Les scientifiques aussi dénoncent les chasseurs. « Les archéologues estiment que les fouilles ne sont en général pas scientifiques, que leur motif n’est pas d’apprendre mais de faire de l’argent », souligne Corey Malcolm, archéologue du musée de la mer Mel Fisher à Key West, en Floride.
Rien de plus faux, s’indignent les Schmitt. « On ne retrouverait jamais ces objets autrement, tandis que là nous pouvons les étudier, les photographier, les cataloguer », affirme Eric Schmitt.

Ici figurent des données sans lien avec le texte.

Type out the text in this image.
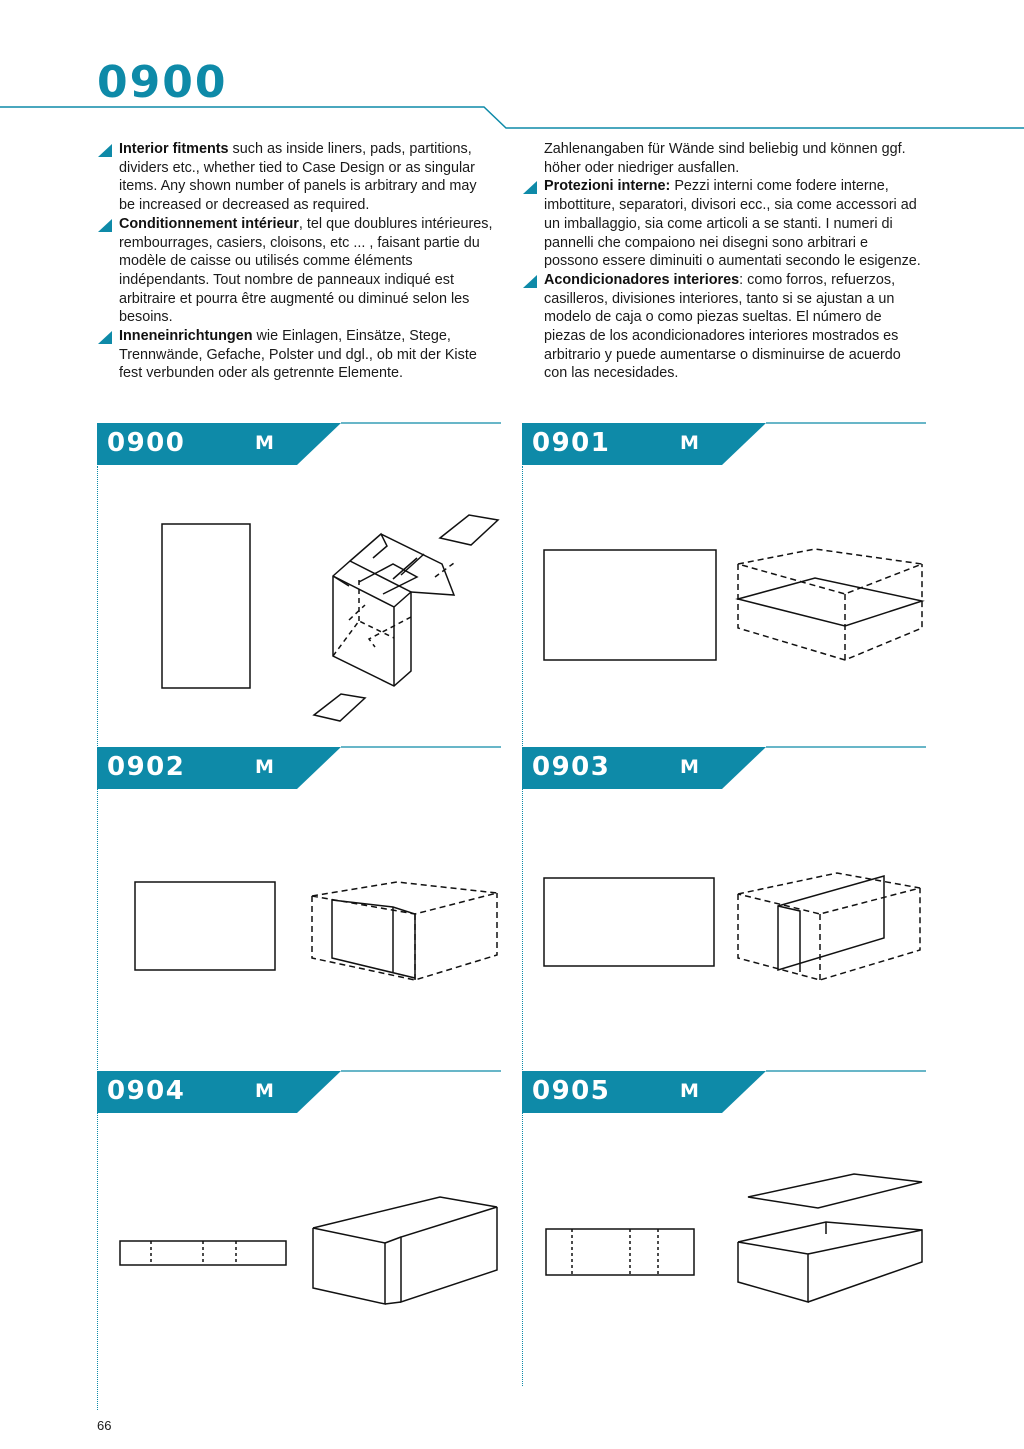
0900

Interior fitments such as inside liners, pads, partitions, dividers etc., whether tied to Case Design or as singular items. Any shown number of panels is arbitrary and may be increased or decreased as required.

Conditionnement intérieur, tel que doublures intérieures, rembourrages, casiers, cloisons, etc ... , faisant partie du modèle de caisse ou utilisés comme éléments indépendants. Tout nombre de panneaux indiqué est arbitraire et pourra être augmenté ou diminué selon les besoins.

Inneneinrichtungen wie Einlagen, Einsätze, Stege, Trennwände, Gefache, Polster und dgl., ob mit der Kiste fest verbunden oder als getrennte Elemente.

Zahlenangaben für Wände sind beliebig und können ggf. höher oder niedriger ausfallen.

Protezioni interne: Pezzi interni come fodere interne, imbottiture, separatori, divisori ecc., sia come accessori ad un imballaggio, sia come articoli a se stanti. I numeri di pannelli che compaiono nei disegni sono arbitrari e possono essere diminuiti o aumentati secondo le esigenze.

Acondicionadores interiores: como forros, refuerzos, casilleros, divisiones interiores, tanto si se ajustan a un modelo de caja o como piezas sueltas. El número de piezas de los acondicionadores interiores mostrados es arbitrario y puede aumentarse o disminuirse de acuerdo con las necesidades.

0900	M	0901	M
0902	M	0903	M
0904	M	0905	M
66
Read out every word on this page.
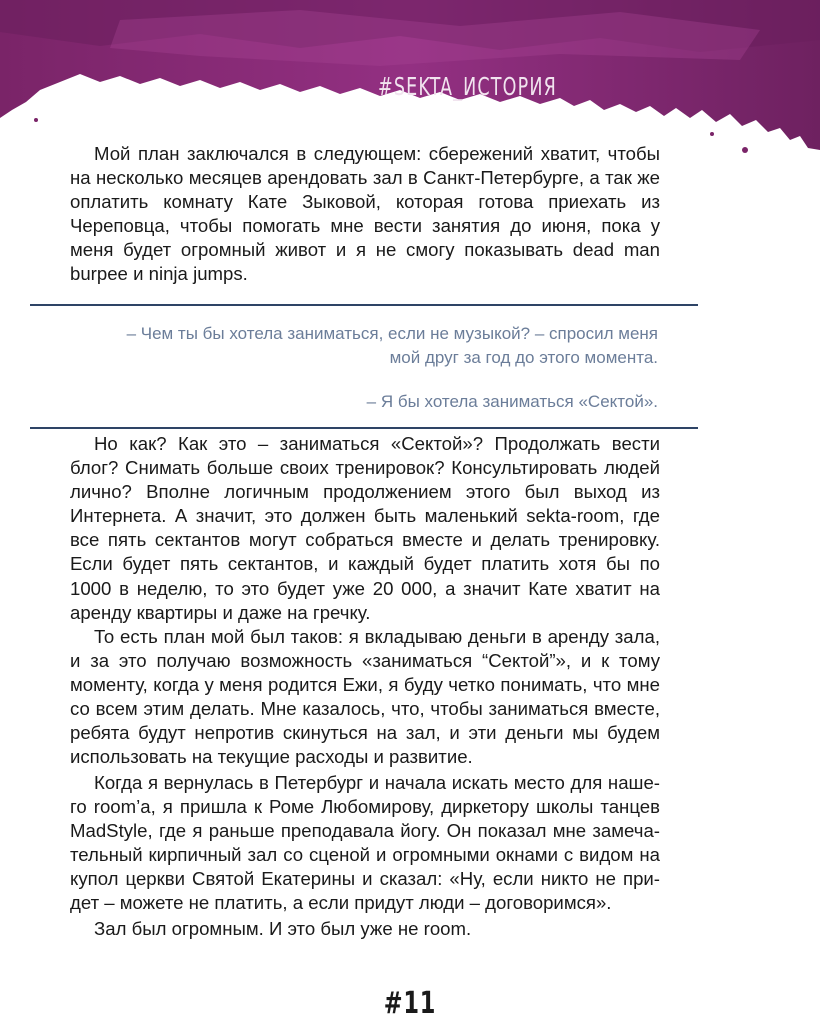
#SEKTA_ИСТОРИЯ

Мой план заключался в следующем: сбережений хватит, чтобы на несколько месяцев арендовать зал в Санкт-Петербурге, а так же оплатить комнату Кате Зыковой, которая готова приехать из Череповца, чтобы помогать мне вести занятия до июня, пока у меня будет огромный живот и я не смогу показывать dead man burpee и ninja jumps.

– Чем ты бы хотела заниматься, если не музыкой? – спросил меня

мой друг за год до этого момента.

– Я бы хотела заниматься «Сектой».

Но как? Как это – заниматься «Сектой»? Продолжать вести блог? Снимать больше своих тренировок? Консультировать людей лично? Вполне логичным продолжением этого был выход из Интернета. А значит, это должен быть маленький sekta-room, где все пять сектантов могут собраться вместе и делать тренировку. Если будет пять сектантов, и каждый будет платить хотя бы по 1000 в неделю, то это будет уже 20 000, а значит Кате хватит на аренду квартиры и даже на гречку.

То есть план мой был таков: я вкладываю деньги в аренду зала, и за это получаю возможность «заниматься “Сектой”», и к тому моменту, когда у меня родится Ежи, я буду четко понимать, что мне со всем этим делать. Мне казалось, что, чтобы заниматься вместе, ребята будут непротив скинуться на зал, и эти деньги мы будем использовать на текущие расходы и развитие.

Когда я вернулась в Петербург и начала искать место для нашего room’а, я пришла к Роме Любомирову, диркетору школы танцев MadStyle, где я раньше преподавала йогу. Он показал мне замечательный кирпичный зал со сценой и огромными окнами с видом на купол церкви Святой Екатерины и сказал: «Ну, если никто не придет – можете не платить, а если придут люди – договоримся».

Зал был огромным. И это был уже не room.

#11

La famille jure en plus que ce n’est pas la richesse qu’elle recherche mais plutôt l’aventure. Elle finance ses excursions avec les fonds tirés de la vente, il y a 16 ans, de la petite entreprise de dératisation et désinfection que possédait Rick Schmitt.
L’entrepreneur rêvait de pouvoir se dédier à plein temps à la chasse au trésor depuis sa première recherche d’épaves lorsqu’il avait 14 ans, en 1962.
« J’ai beaucoup de chance. Nous n’avons jamais vendu une pièce de notre trésor et nous sommes en train de monter une bonne collection. C’est l’héritage que je transmettrai à ma famille, ils ont travaillé dur pour ça et j’espère qu’on n’aura pas à en vendre une partie tant que je vivrai », confie Rick. Avant d’ajouter en plaisantant : « Après, ils pourront se battre autant qu’ils veulent pour le trésor ».